There are, we learn, riots in the bog roll aisles as frantic shoppers grapple for the last Andrex before it’s too late. Too late for what? Goodness knows.
Coronavirus is making its methodical way around the world and will get here eventually, no matter what we do. Concerning, yes. Prompting an uncontrollable urge for piles of toilet paper, no.
Though, I can’t say I’m relaxed about the illness and the inconvenience it may cause me. All this handwashing, for a start, is making my nails split and my skin a bit itchy. Yes, I know, that’s as first world a problem as I’ve had since that time I burned my fingertip temporarily losing the ability to log into my phone at one tap.
(Obviously, Covid19 is a very serious thing and I do care, but this is my blog and I reserve the right to trivia and whimsy.)
Am I alone in looking forward to a little stuck-at-home time? Not for the enforced family companionship and fight for the Netflix account. No, that’ll be like Christmas without the chocolate oranges and lunchtime boozing.

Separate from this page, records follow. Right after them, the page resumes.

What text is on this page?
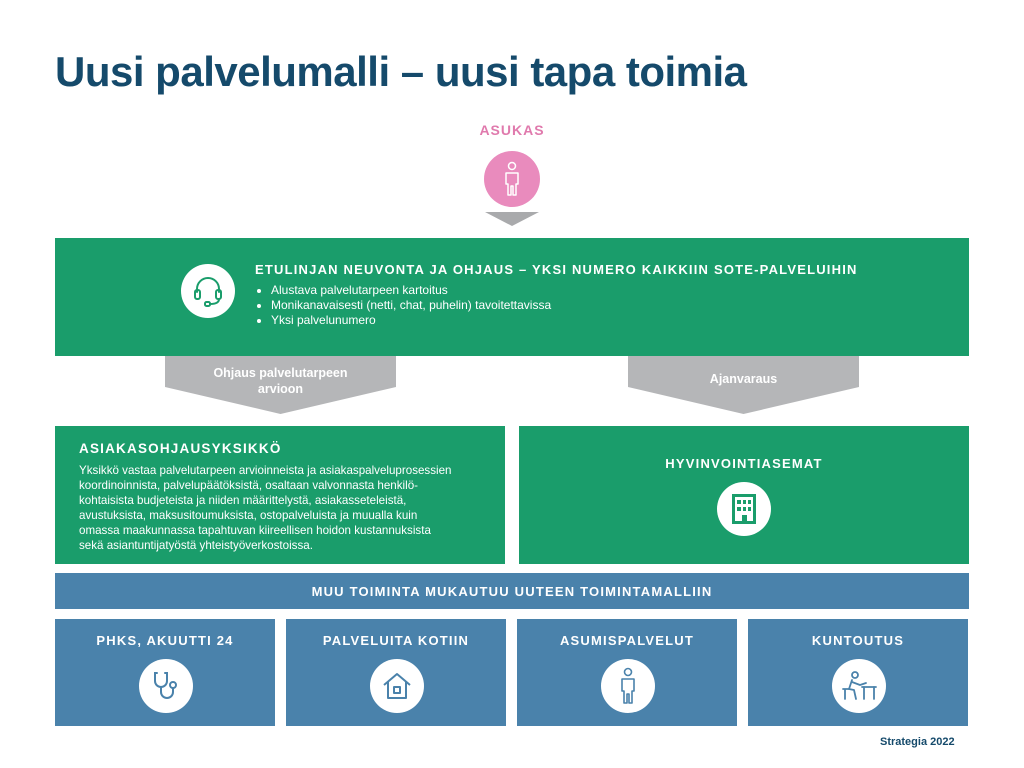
Uusi palvelumalli – uusi tapa toimia
ASUKAS
ETULINJAN NEUVONTA JA OHJAUS – YKSI NUMERO KAIKKIIN SOTE-PALVELUIHIN
• Alustava palvelutarpeen kartoitus
• Monikanavaisesti (netti, chat, puhelin) tavoitettavissa
• Yksi palvelunumero
Ohjaus palvelutarpeen
arvioon
Ajanvaraus
ASIAKASOHJAUSYKSIKKÖ
Yksikkö vastaa palvelutarpeen arvioinneista ja asiakaspalveluprosessien
koordinoinnista, palvelupäätöksistä, osaltaan valvonnasta henkilö-
kohtaisista budjeteista ja niiden määrittelystä, asiakasseteleistä,
avustuksista, maksusitoumuksista, ostopalveluista ja muualla kuin
omassa maakunnassa tapahtuvan kiireellisen hoidon kustannuksista
sekä asiantuntijatyöstä yhteistyöverkostoissa.
HYVINVOINTIASEMAT
MUU TOIMINTA MUKAUTUU UUTEEN TOIMINTAMALLIIN
PHKS, AKUUTTI 24	PALVELUITA KOTIIN	ASUMISPALVELUT	KUNTOUTUS
Strategia 2022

I’m looking forward to making do with what’s in my kitchen. Not many people know this, but I’m very good at looking in an apparently bare cupboard and desolate fridge and finding enough treasures to produce a feast.
Obviously, I’m lucky and I haven’t had to do it all that often, but when I do…
There were the times when I was a skint student and, later, when I had the kind of social life where you’d unexpectedly have six people you just met in the pub back for supper. Then I’d do a quick audit of the stores and come up with a plan for a tasty feast. Admittedly it wouldn’t have got me very far in Masterchef, but it would be good enough to clear plates and generate that silence.
Anyone who cooks will recognise the silence. If you’ve done your job well, it comes not long after everyone has filled their plates and attended to the food in a way that means the chatter falls away for a few moments.
Other (quite literal) loaves and fishes moments came during my brief yachting career. A wind-powered ocean crossing is an inexact thing, you need to have a few feeds up your sleeve in case things don’t go according to plan. It’s important to have lots of dull cheap things like pasta, rice and pulses to which you can add some interest – cheese, olives, spices, chocolate, herbs, freshly caught bread, home-baked anything – and you can create satisfying meals out of apparently nothing.
I don’t think our shelves will be empty for all that long, but we might not have exactly the mind-boggling choice that currently clogs up our lives. And while that’s the case, I’m intending to explore the further reaches of the things I already have to create something just as tasty with a side order of clearing some space in the kitchen.
What are the supper from thin-air staples you’ll be turning to if coronavirus clears the supermarket shelves?